Often "senior+" work is about viewing a problem in a new way or bringing a new perspective to a deep-seated issue. The data in your git repository is a gold mine for analysis and sharing, especially for long-running software projects.

You can get really far by plotting daily counts of "bad patterns" in your repo over time, like calls to a deprecated function, components you need to refactor, or the number of files you have to migrate from JS to TS. Here's the number of "todos" in the postgres repo:

(I've done this so often that I'm building a small, not-yet-1.0 tool called repotracer to help with this.)

This is super useful when doing long-running migrations: A few years back my job started a push to migrate several hundred thousand lines of Javascript into Typescript. The plan was to do it slowly, over ~18 months in between other feature work. Our main progress indicator was the Github "programming languages breakdown" sidebar:

I was curious about the actual progress beyond the sidebar, so I wrote a small bash script to git checkout the last commit for every day in the last year, run tokei, and generate a csv for the TS/JS breakdown over time. The plot looked like this:

I showed the plot at a weekly meeting, and it was immediately clear to everyone that we were going too slow and would not reach the goal in our expected timeline. You could tell that we had covered ~12% in the last 6 months, so it would take ~3 more years to do the remaining ~75%. We decided to ramp up our investment in the migration, and in the end hit our goal.

The approach was really simple and had an outsized impact. These graphs stick indelibly in people's brains: they tell stories, get initiatives funded and people motivated.

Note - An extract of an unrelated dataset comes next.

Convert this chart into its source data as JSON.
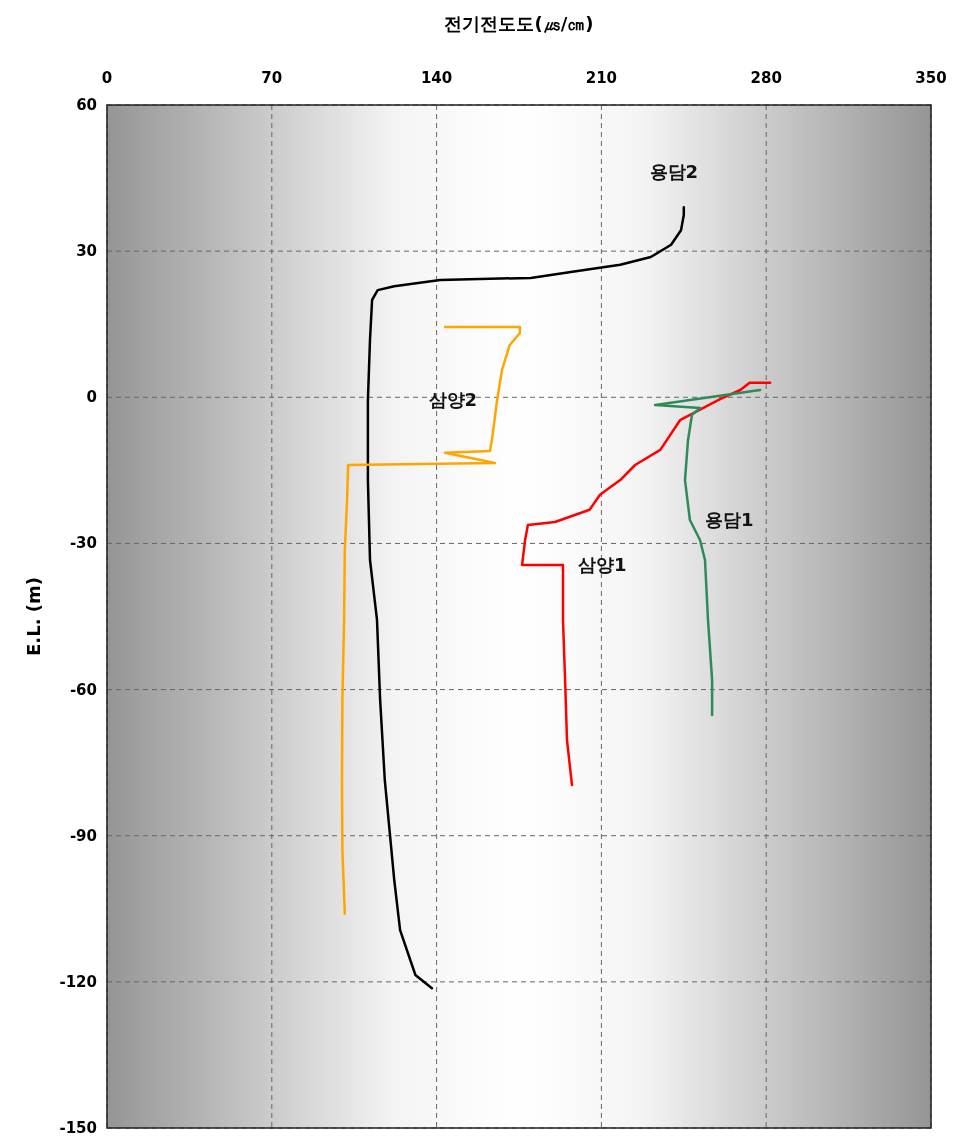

Random example: you might have heard that the Svelte project switched to jsdoc. But it hits different when you see it:

This holds even if the data collection approach is really simple and dumb: during an i18n project at work, we used a lint rule to prevent untagged strings from entering our frontend code, and grandfathered existing components by adding this to the top of every file:

// This file is not yet translated.
// eslint-ignore-no-raw-strings

I dusted off my git checkout script and had it count the number of This file is not yet translated strings with ripgrep:

It was extremely motivating to the team to see all our hard work on the page. The progress was much more visceral. It's one thing to say "We had about 1800 files to migrate 4 months ago, and now we have 1400, so we're doing about 100 a month", but it's 10x more motivating (and convincing?) to show the line plot of the project.

This also works well with "tools that hold the line" like betterer, which blocks CI/prevents merging new code that uses a deprecated code pattern, but lets you grandfather and keep track of existing allowed uses.

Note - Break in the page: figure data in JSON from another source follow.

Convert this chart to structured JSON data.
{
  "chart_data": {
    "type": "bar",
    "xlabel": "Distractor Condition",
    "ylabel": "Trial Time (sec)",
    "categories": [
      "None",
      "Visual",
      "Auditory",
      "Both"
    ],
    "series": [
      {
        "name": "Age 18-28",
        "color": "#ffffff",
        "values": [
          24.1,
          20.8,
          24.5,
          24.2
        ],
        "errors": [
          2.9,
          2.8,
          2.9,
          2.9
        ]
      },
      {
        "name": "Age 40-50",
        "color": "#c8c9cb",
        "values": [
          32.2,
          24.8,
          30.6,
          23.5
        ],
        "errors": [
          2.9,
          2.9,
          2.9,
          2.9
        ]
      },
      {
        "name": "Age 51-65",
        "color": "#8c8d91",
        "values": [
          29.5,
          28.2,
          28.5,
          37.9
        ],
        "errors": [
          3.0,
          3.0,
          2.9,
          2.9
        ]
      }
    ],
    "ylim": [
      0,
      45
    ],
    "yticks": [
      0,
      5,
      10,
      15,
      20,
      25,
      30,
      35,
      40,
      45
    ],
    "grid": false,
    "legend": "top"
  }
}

Another tool that visualizes git history is git-of-theseus. It makes beautiful plots of the "longevity" of each line of code:

I want more of these tools.

Software engineering "in the large" is all about industrial-scale migrations that can take years. These migrations are invisible to outsiders who never see your product malfunctioning (when the migration goes well). Plotting migrations is a great way to make that work visible and more tangible.

I started repotracer to do exactly this. It's still bare-bones, but it does one thing well: running a script on the git repo for every single day and plotting the output.